People who are concerned with their security usually approach it holistically, by defining their practices and methods to be secure without regard to the conspicuousness of particular tool. Anything else is fanboyism.
Re: Re: Re:4 If you use Microsoft or Adobe products
Not at all.
Acknowledging that some platforms are more attractive targets than others, and choosing not to use those platforsm, is not “security by obscurity” unless I said that was all you needed to do to be secure. And I said no such thing.
“People who are concerned with their security usually approach it holistically, by defining their practices and methods to be secure without regard to the conspicuousness of particular tool”
Absolutely. And the choice of platform is one of the factors in that holistic determination. If it isn’t, then the approach you’re taking to security isn’t actually holistic at all.
Similar to police “To Serve And Protect” slogans, computer security companies claim to protect against intrusions.
Re: Re:
Just like anti-virus companies create a lot of viruses and malware in order to sell more anti-virus software and subscriptions.
😉
Exploits and vulnerabilities used to get posted on the net for kudos and reputation but then the security firms got involved so the vulnerabilities are now sold for profit and kept private. The effect of this is that the holes don’t get patched as they are not generally known and everyone is less secure as a result.
Selling exploits should be made illegal worldwide so we go back to the full disclosure we had 15 years ago.
Re: Re:
Exploits got posted on the net after the companies started to sue the messenger.
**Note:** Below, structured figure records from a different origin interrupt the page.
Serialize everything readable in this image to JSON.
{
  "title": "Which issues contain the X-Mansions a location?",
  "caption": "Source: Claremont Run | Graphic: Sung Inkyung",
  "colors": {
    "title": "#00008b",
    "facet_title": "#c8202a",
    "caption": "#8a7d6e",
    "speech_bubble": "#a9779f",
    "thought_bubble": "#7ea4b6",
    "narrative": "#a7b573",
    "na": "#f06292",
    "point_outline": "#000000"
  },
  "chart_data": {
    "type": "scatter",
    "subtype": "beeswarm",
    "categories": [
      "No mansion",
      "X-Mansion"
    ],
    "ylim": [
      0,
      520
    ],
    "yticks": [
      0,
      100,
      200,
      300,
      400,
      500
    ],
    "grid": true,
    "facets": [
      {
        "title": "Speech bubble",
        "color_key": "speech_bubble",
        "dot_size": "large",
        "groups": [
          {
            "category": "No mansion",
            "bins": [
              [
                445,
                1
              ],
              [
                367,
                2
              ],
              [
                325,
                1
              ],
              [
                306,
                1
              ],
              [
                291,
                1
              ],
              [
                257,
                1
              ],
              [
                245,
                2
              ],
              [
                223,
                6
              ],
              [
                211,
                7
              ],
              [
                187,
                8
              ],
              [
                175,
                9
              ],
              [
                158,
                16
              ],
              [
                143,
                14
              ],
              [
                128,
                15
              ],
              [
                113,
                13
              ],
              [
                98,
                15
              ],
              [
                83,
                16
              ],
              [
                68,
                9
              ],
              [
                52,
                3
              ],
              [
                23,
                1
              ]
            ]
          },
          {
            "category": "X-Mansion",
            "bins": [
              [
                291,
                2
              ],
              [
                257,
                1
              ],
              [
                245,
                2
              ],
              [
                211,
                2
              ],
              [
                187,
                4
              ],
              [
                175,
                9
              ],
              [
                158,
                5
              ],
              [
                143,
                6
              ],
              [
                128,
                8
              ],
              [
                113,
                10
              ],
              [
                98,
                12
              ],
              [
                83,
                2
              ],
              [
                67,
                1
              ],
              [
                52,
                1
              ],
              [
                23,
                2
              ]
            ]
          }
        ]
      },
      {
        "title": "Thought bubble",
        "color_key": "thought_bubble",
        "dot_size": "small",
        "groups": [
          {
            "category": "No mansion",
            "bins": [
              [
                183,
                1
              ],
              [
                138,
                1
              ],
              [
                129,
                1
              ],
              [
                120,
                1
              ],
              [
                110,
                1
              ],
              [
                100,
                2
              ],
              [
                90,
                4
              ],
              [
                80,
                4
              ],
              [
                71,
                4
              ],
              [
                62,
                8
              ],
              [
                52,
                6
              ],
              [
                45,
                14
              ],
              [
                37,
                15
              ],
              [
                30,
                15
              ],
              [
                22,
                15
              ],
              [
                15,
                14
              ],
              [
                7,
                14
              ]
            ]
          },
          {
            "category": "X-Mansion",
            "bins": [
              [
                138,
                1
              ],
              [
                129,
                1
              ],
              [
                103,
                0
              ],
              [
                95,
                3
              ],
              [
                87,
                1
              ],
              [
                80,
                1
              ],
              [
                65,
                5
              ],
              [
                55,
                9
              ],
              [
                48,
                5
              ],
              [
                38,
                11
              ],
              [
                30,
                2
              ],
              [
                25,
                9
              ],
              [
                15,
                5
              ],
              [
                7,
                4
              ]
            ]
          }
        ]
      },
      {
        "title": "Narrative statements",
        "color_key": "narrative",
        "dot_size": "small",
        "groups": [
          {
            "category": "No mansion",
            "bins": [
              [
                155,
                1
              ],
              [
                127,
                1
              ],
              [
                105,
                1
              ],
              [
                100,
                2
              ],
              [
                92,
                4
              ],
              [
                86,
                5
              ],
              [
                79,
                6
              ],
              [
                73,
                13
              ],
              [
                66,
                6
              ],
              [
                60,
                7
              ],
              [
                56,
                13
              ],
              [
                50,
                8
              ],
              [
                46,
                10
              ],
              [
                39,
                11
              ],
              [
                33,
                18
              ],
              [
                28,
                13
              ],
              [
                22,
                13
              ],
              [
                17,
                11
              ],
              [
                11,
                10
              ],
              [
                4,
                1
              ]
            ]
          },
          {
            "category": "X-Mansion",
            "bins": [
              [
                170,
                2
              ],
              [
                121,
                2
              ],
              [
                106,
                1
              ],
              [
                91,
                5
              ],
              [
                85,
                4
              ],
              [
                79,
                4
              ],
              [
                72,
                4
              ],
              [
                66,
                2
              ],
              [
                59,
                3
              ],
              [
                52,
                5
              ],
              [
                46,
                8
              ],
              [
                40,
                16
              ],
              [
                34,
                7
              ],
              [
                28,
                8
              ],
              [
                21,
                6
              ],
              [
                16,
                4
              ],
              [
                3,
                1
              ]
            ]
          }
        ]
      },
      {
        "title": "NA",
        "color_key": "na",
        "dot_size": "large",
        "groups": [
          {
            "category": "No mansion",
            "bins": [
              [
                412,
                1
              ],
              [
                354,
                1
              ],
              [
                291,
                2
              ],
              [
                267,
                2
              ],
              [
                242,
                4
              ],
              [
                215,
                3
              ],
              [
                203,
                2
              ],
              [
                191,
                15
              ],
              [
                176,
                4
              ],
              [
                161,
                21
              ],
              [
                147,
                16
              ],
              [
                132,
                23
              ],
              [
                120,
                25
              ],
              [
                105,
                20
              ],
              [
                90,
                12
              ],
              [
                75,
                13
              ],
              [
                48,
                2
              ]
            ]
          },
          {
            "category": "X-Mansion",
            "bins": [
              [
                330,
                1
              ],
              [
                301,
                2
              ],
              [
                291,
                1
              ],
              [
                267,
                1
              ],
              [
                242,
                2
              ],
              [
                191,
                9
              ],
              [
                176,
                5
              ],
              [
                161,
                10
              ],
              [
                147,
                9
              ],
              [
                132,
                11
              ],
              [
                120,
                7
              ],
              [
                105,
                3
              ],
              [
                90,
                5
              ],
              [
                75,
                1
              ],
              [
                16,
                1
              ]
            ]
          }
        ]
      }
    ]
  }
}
hackers are united in NOT HELPING YOU
our resolve has long since passed in helping you fooking retards destroy our world….
the largest repository of hacker knowledge besides prolly the nsa it self is in my fookin hands and NOT THERES ….ever
let me tell you MIKE..if i wished i could alter this site and leave you a message ….but in so doing you and others and govts would put me away for 20 years….
enjoy your new nazi world
Re: hackers are united in NOT HELPING YOU
nazi?
lol
Re: hackers are united in NOT HELPING YOU
I have no clue what you’re trying to say here.
Re: hackers are united in NOT HELPING YOU
ORLY?!?
Your mad hack3r skillz are impress, bro!!
So you can alter this site, huh? Wow! Fucking script kiddie.